Forge a resilient future 
If you’re freaked out, panicking and getting lost in conspiracies and delusions, you’ve got to learn how to make a plan that’s right for you. That’s important because the more freaked out you get, the more tempting it is to latch on to someone, anyone, some theory or any theory offering certainty in a sea of confusion. If you do, you’ll end up floundering in no man’s land between planning a vacation or packing an “oh shit” bag. And that’s just flat-out bad “juju!” You’ve got to learn how to develop hope that’s so durable that it’s not only strong enough for us, but it’s something we can pass on to our families and their families. Speaking of families, 2022 is a big year for my family. My oldest son turns 43 and my youngest son turns 16 and starts high school. My grandson turns seven and my granddaughter turns one. And last but not least, I pass a significant notch in my slide down the razor blade of life; I turn 75. I’ll write more about that in coming posts. So, what can we expect from 2022? Probably more of the same, so we’d better learn how to deal with this new normal. Now more than ever, we need to learn how to forge a resilient future – a future that focuses on understanding what we don’t understand.

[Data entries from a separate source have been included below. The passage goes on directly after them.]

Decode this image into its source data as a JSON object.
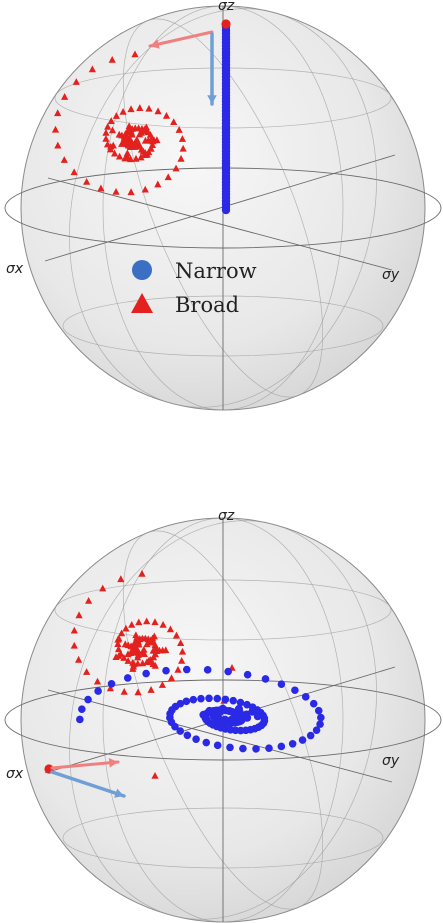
{
  "colors": {
    "narrow": "#2a2ae6",
    "broad": "#e3221f",
    "legend_narrow": "#3a6fc4",
    "arrow_red": "#f08080",
    "arrow_blue": "#6f9fd6",
    "sphere_fill": "#e9e9e9"
  },
  "legend": {
    "narrow_label": "Narrow",
    "broad_label": "Broad",
    "narrow_marker": "circle",
    "broad_marker": "triangle"
  },
  "panels": [
    {
      "name": "top-bloch-sphere",
      "axes": {
        "z": "σz",
        "x": "σx",
        "y": "σy"
      },
      "narrow_trajectory": "vertical line from north pole to sphere center",
      "broad_trajectory": "spiral converging toward upper-left point",
      "arrows": [
        "red arrow from north pole toward left",
        "blue arrow from north pole downward"
      ]
    },
    {
      "name": "bottom-bloch-sphere",
      "axes": {
        "z": "σz",
        "x": "σx",
        "y": "σy"
      },
      "narrow_trajectory": "spiral in equatorial plane converging to center",
      "broad_trajectory": "spiral converging toward upper-left point",
      "arrows": [
        "red arrow from σx point toward right",
        "blue arrow from σx point toward lower-right"
      ]
    }
  ]
}
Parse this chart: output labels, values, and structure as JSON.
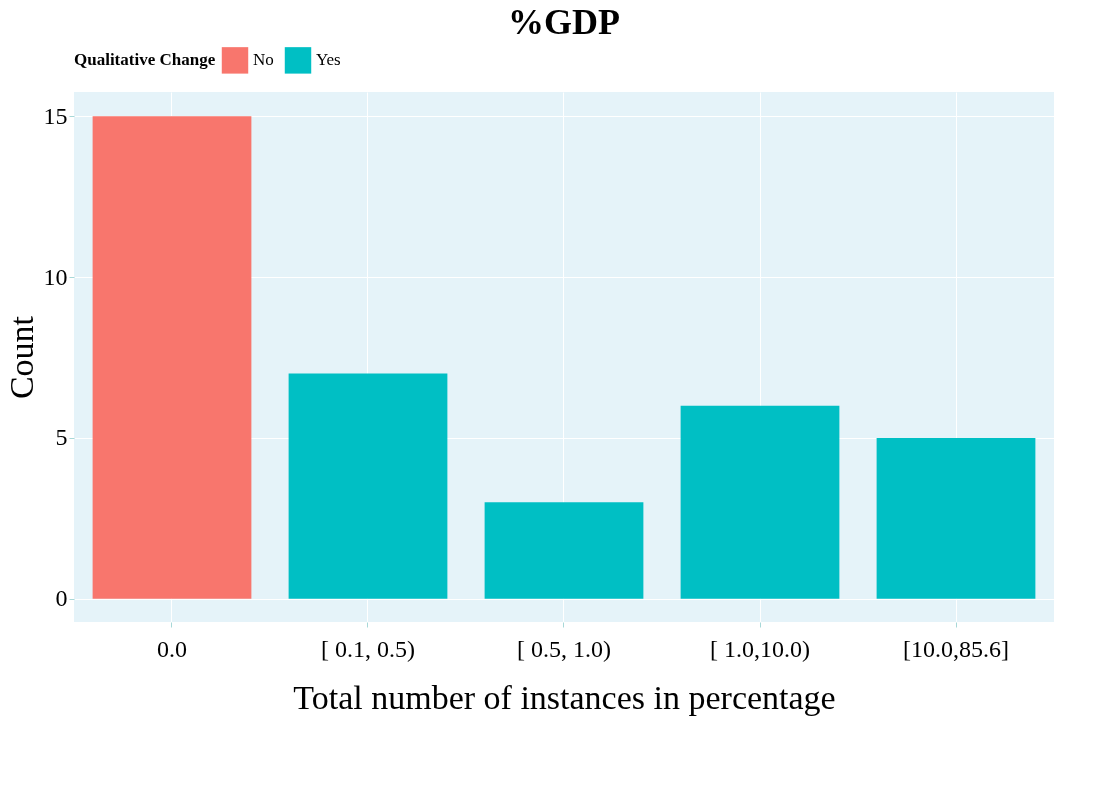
{
  "chart_data": {
    "type": "bar",
    "title": "%GDP",
    "xlabel": "Total number of instances in percentage",
    "ylabel": "Count",
    "legend_title": "Qualitative Change",
    "categories": [
      "0.0",
      "[ 0.1, 0.5)",
      "[ 0.5, 1.0)",
      "[ 1.0,10.0)",
      "[10.0,85.6]"
    ],
    "series": [
      {
        "name": "No",
        "color": "#f8766d",
        "values": [
          15,
          null,
          null,
          null,
          null
        ]
      },
      {
        "name": "Yes",
        "color": "#00bfc4",
        "values": [
          null,
          7,
          3,
          6,
          5
        ]
      }
    ],
    "ylim": [
      -0.72,
      15.75
    ],
    "yticks": [
      0,
      5,
      10,
      15
    ],
    "grid": true,
    "legend": "top"
  }
}
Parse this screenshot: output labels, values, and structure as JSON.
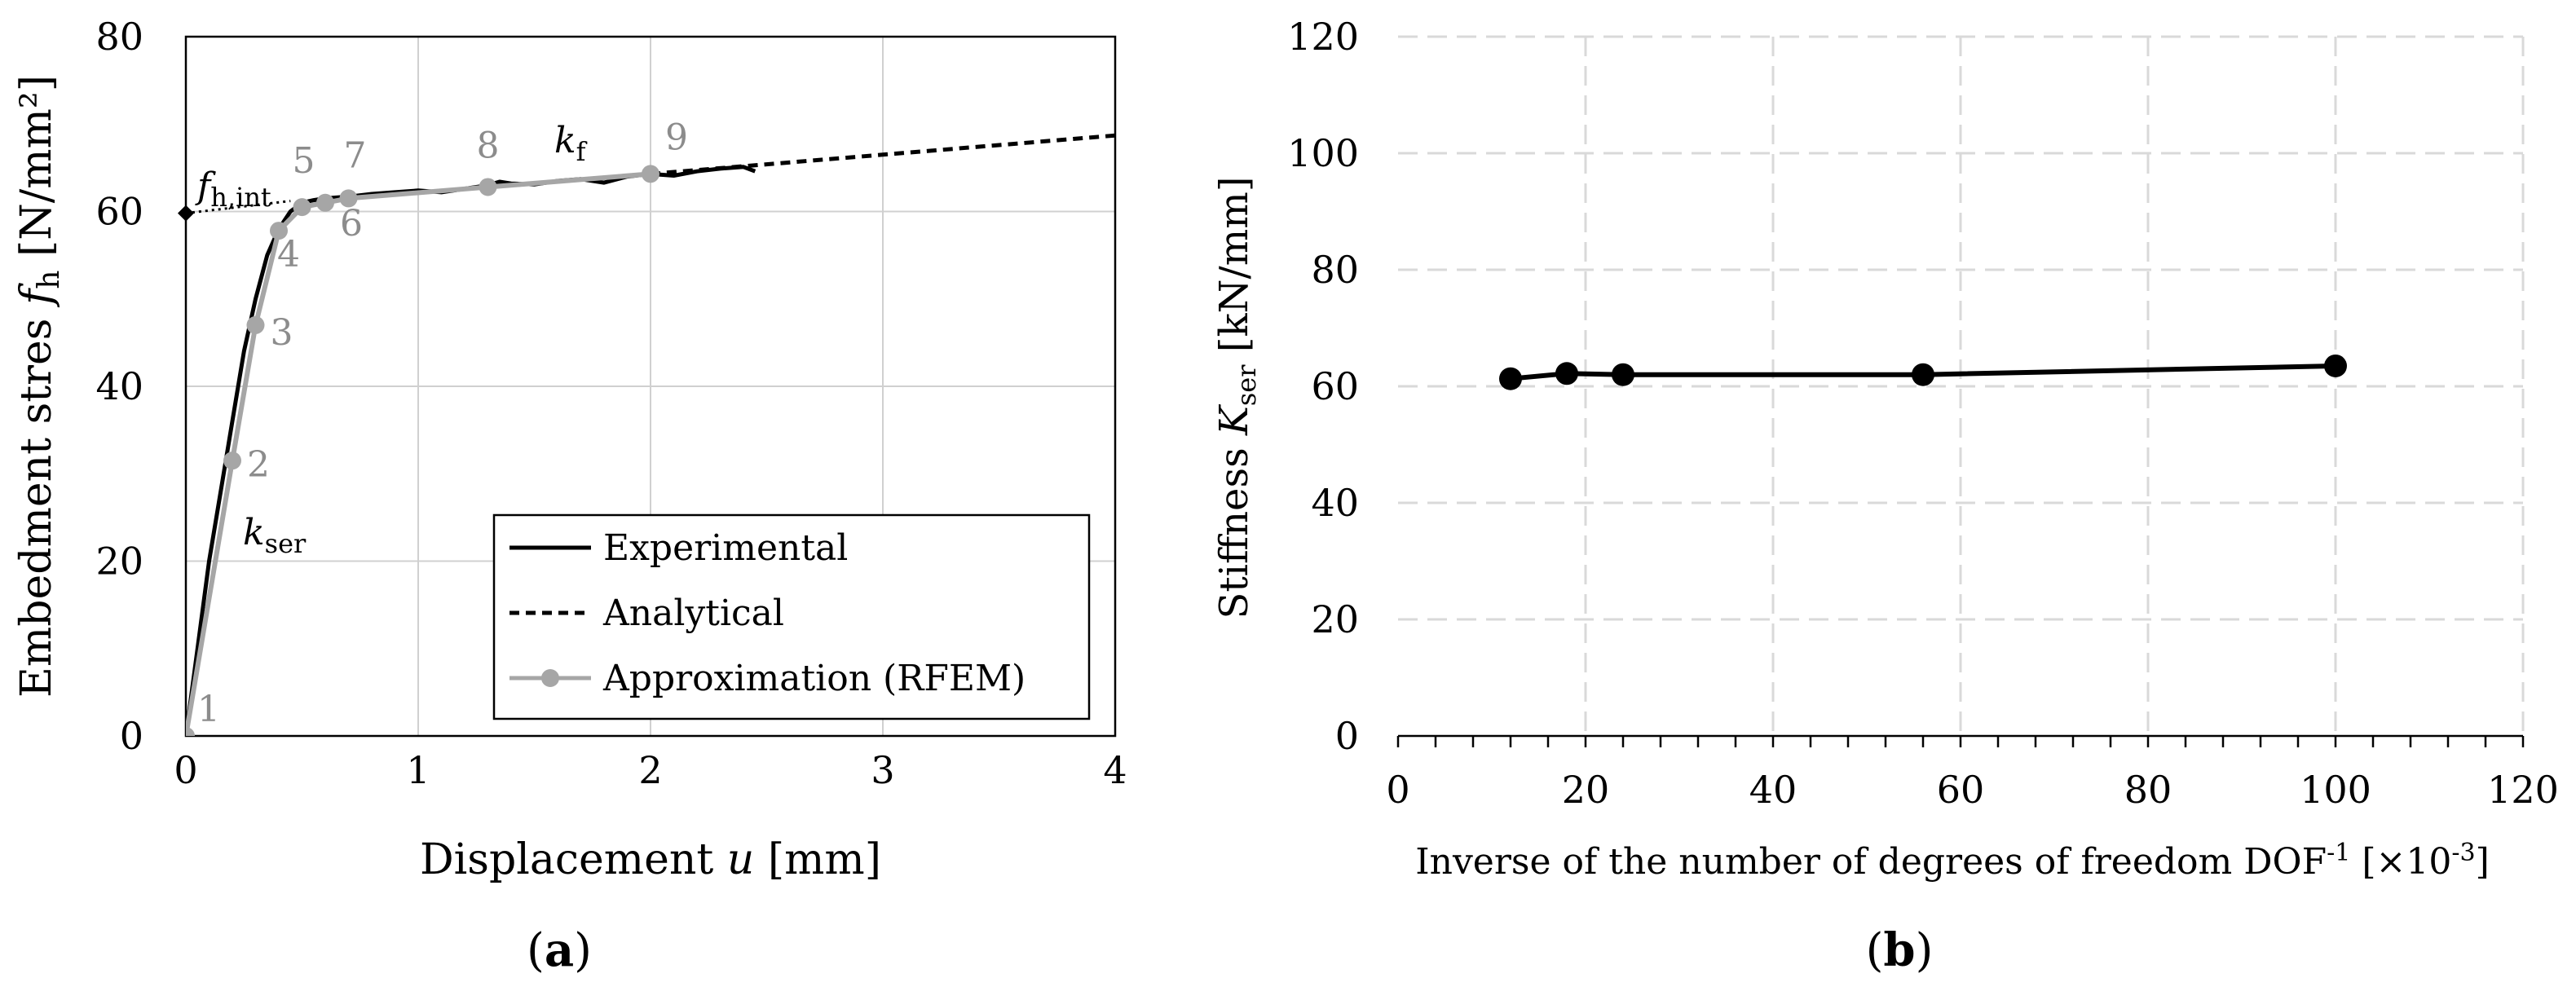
{
  "chart_data": [
    {
      "type": "line",
      "panel_label": "a",
      "xlabel": "Displacement ",
      "xlabel_var": "u",
      "xlabel_unit": " [mm]",
      "ylabel": "Embedment stres ",
      "ylabel_var": "f",
      "ylabel_sub": "h",
      "ylabel_unit": " [N/mm²]",
      "xlim": [
        0,
        4
      ],
      "ylim": [
        0,
        80
      ],
      "xticks": [
        0,
        1,
        2,
        3,
        4
      ],
      "yticks": [
        0,
        20,
        40,
        60,
        80
      ],
      "grid": true,
      "legend_position": "bottom-right",
      "series": [
        {
          "name": "Experimental",
          "style": "solid",
          "color": "#000000",
          "x": [
            0,
            0.05,
            0.1,
            0.15,
            0.2,
            0.25,
            0.3,
            0.35,
            0.4,
            0.45,
            0.5,
            0.55,
            0.6,
            0.7,
            0.8,
            0.9,
            1.0,
            1.1,
            1.2,
            1.3,
            1.35,
            1.4,
            1.5,
            1.6,
            1.7,
            1.8,
            1.9,
            2.0,
            2.1,
            2.2,
            2.3,
            2.4,
            2.45
          ],
          "y": [
            0,
            10,
            20,
            28,
            36,
            44,
            50,
            55,
            58,
            60,
            61,
            61.3,
            61.5,
            61.7,
            62,
            62.2,
            62.4,
            62.2,
            62.6,
            63,
            63.4,
            63.2,
            63.1,
            63.5,
            63.7,
            63.3,
            64,
            64.3,
            64.1,
            64.6,
            64.9,
            65.1,
            64.6
          ]
        },
        {
          "name": "Analytical",
          "style": "dashed",
          "color": "#000000",
          "x": [
            2.0,
            4.0
          ],
          "y": [
            64.3,
            68.7
          ]
        },
        {
          "name": "Approximation (RFEM)",
          "style": "solid-marker",
          "color": "#a6a6a6",
          "x": [
            0,
            0.2,
            0.3,
            0.4,
            0.5,
            0.6,
            0.7,
            1.3,
            2.0
          ],
          "y": [
            0,
            31.5,
            47,
            57.8,
            60.5,
            61,
            61.5,
            62.8,
            64.3
          ],
          "point_labels": [
            "1",
            "2",
            "3",
            "4",
            "5",
            "6",
            "7",
            "8",
            "9"
          ]
        }
      ],
      "intercept_line": {
        "x": [
          0,
          0.45
        ],
        "y": [
          59.8,
          61.2
        ]
      },
      "annotations": {
        "fh_int_main": "f",
        "fh_int_sub": "h,int",
        "kser_main": "k",
        "kser_sub": "ser",
        "kf_main": "k",
        "kf_sub": "f"
      }
    },
    {
      "type": "line",
      "panel_label": "b",
      "xlabel": "Inverse of the number of degrees of freedom DOF",
      "xlabel_sup": "-1",
      "xlabel_unit": " [×10",
      "xlabel_unit_sup": "-3",
      "xlabel_unit_end": "]",
      "ylabel": "Stiffness ",
      "ylabel_var": "K",
      "ylabel_sub": "ser",
      "ylabel_unit": " [kN/mm]",
      "xlim": [
        0,
        120
      ],
      "ylim": [
        0,
        120
      ],
      "xticks": [
        0,
        20,
        40,
        60,
        80,
        100,
        120
      ],
      "yticks": [
        0,
        20,
        40,
        60,
        80,
        100,
        120
      ],
      "grid": true,
      "series": [
        {
          "name": "Stiffness",
          "style": "solid-marker",
          "color": "#000000",
          "x": [
            12,
            18,
            24,
            56,
            100
          ],
          "y": [
            61.3,
            62.2,
            62.0,
            62.0,
            63.5
          ]
        }
      ]
    }
  ]
}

Tolerance and understanding
We’re facing a world that’s far different from the one we’ve been accustomed to. But we’ve got the power to understand and solve these problems, many of which are man-made, if we all work together and respect one another. Idries Shah, an Indian-born scholar, author and teacher in the Sufi tradition, wrote in the book Reflections:

“Tolerance and trying to understand others, until recently a luxury, has today become a necessity. This is because: unless we can realize that we and others are generally behaving as we do because of inculcated biases over which we have no control while we imagine that they are our own opinions, we might do something which would bring about the destruction of all of us. Then we will not have any time at all to learn whether tolerance is a good or a bad thing. People cannot handle prejudice because they try to deal with the symptom. Prejudice is the symptom; wrong assumptions are the cause. Prejudice is the daughter of assumption.” Personally, I think he’s spot on. I didn’t write this post to freak people out. I wrote it to get people to think about what needs to be done. If we keep our cool on all fronts and hold a steady course, we might be able to experience fair winds and following seas (an old navy expression) and sail through 2022 safely.